There is a one-to-one correspondence between the two arrays. The server
nodes[i] is present at position keys[i] in the hash space. Both the arrays are kept
sorted as per the keys array.
keys = [100, 500, 1000]
nodes = [ A, B, C ]
Because the keys array is sorted, we can efficiently locate the next server using binary
search. Instead of scanning the ring sequentially, we repeatedly halve the search space until
we find the smallest position greater than or equal to the key's hash.

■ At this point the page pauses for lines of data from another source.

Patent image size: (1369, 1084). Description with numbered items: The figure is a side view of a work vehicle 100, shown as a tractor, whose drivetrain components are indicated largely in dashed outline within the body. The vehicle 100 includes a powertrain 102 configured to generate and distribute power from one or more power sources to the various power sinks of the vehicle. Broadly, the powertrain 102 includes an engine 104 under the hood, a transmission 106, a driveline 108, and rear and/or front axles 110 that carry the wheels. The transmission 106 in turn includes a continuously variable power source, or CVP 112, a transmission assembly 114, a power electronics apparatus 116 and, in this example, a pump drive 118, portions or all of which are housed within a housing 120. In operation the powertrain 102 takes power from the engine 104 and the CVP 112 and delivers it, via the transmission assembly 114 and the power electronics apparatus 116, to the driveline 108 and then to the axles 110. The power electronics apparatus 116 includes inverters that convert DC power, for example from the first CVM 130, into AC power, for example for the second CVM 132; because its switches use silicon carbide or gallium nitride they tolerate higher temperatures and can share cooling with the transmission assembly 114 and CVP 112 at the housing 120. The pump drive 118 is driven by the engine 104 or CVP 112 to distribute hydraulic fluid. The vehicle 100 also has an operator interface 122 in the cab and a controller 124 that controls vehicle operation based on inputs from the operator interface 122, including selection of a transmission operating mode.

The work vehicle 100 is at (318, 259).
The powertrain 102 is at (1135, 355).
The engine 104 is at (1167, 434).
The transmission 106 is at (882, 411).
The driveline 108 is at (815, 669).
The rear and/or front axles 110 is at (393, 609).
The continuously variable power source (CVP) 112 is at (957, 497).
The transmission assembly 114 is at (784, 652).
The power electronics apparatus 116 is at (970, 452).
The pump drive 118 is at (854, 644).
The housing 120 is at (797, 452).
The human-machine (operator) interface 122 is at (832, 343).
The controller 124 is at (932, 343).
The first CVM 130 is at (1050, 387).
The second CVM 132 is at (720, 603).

This reduces the
lookup complexity from O(hash_space) to O(log N), where N is the number of servers.
Low-Level Design
The key idea is:
keys[i] -> Hash position on the ring
nodes[i] -> Server at that position
Both arrays remain sorted according to keys.
Node
public class Node {
private final String id;
private final String host;
public Node(String id, String host) {
this.id = id;
this.host = host;
}
public String getId() {
return id;
}
public String getHost() {
return host;
}
@Override
public String toString() {
return id;
}
}
Hash function
public interface HashFunction {
long hash(String key);
}
public class DefaultHashFunction implements HashFunction {
@Override
public long hash(String key) {
// keep all hash values in the expected range: [0, 2^32) instead of [-2^31, 2^31)
return Integer.toUnsignedLong(key.hashCode());
}
}
Consistent Hash Ring
import java.util.ArrayList;
import java.util.Collections;
import java.util.List;
public class ConsistentHashRing {
private final HashFunction hashFunction;
private final List<Long> keys;
private final List<Node> nodes;
public ConsistentHashRing(HashFunction hashFunction) {
this.hashFunction = hashFunction;
this.keys = new ArrayList<>();
this.nodes = new ArrayList<>();
}
public void addNode(Node node) {
long hash = hashFunction.hash(node.getId());
int idx = Collections.binarySearch(keys, hash);
// if hash is not found, insert at the position where it would be inserted to keep the array sorted
// java returns (-(insertionPoint) - 1) if the hash is not found
if (idx < 0) {
idx = -(idx + 1);
}
keys.add(idx, hash);
nodes.add(idx, node);
}
public void removeNode(Node node) {
long hash = hashFunction.hash(node.getId());
int idx = Collections.binarySearch(keys, hash);
if (idx >= 0) {
keys.remove(idx);
nodes.remove(idx);
}
}
/*
1. Hash the key.
2. Find its position on the ring.
3. Move clockwise.
4. Return the first server encountered.
*/
public Node getNode(String key) {
if (keys.isEmpty()) {
return null;
}
long hash = hashFunction.hash(key);
/*
* Find the position of the key in the sorted server hash list.
*
* If the exact hash exists, binarySearch returns its index.
*
* Example:
* keys = [100, 500, 1000]
* hash = 500
*
* Returns:
* idx = 1
*/
int idx = Collections.binarySearch(keys, hash);
/*
* If the key hash does not exactly match a server position,
* binarySearch returns:
*
* -(insertionPoint) - 1
*
* Example:
* keys = [100, 500, 1000]
* hash = 700
*
* insertionPoint = 2
* binarySearch returns -3
*
* Recover the insertion point:
*
* idx = -(-3 + 1) = 2
*
* This gives us the index of the first server
* clockwise from the key.
*/
if (idx < 0) {
idx = -(idx + 1);
}
/*
* Handle ring wrap-around.
*
* Example:
* keys = [100, 500, 1000]
* hash = 1500
*
* insertionPoint = 3
*
* There is no server after 1500, so we wrap
* around to the first server in the ring.
*/
if (idx == keys.size()) {
idx = 0;
}
return nodes.get(idx);
}
public void printRing() {
System.out.println("Hash Ring:");
for (int i = 0; i < keys.size(); i++) {
System.out.println(
keys.get(i) + " -> " + nodes.get(i));
}
}
}
Sample Usage
public class Main {
public static void main(String[] args) {
HashFunction hashFunction =
new DefaultHashFunction();
ConsistentHashRing ring =
new ConsistentHashRing(hashFunction);
ring.addNode(
new Node("A", "10.0.0.1"));
ring.addNode(
new Node("B", "10.0.0.2"));
ring.addNode(
new Node("C", "10.0.0.3"));
ring.printRing();
System.out.println(
"user123 -> "
+ ring.getNode("user123"));
System.out.println(
"user456 -> "
+ ring.getNode("user456"));
}
}
Limitations
Consistent hashing distributes data based on distance between neighboring servers. If server hashes happen to cluster together, the distribution becomes uneven.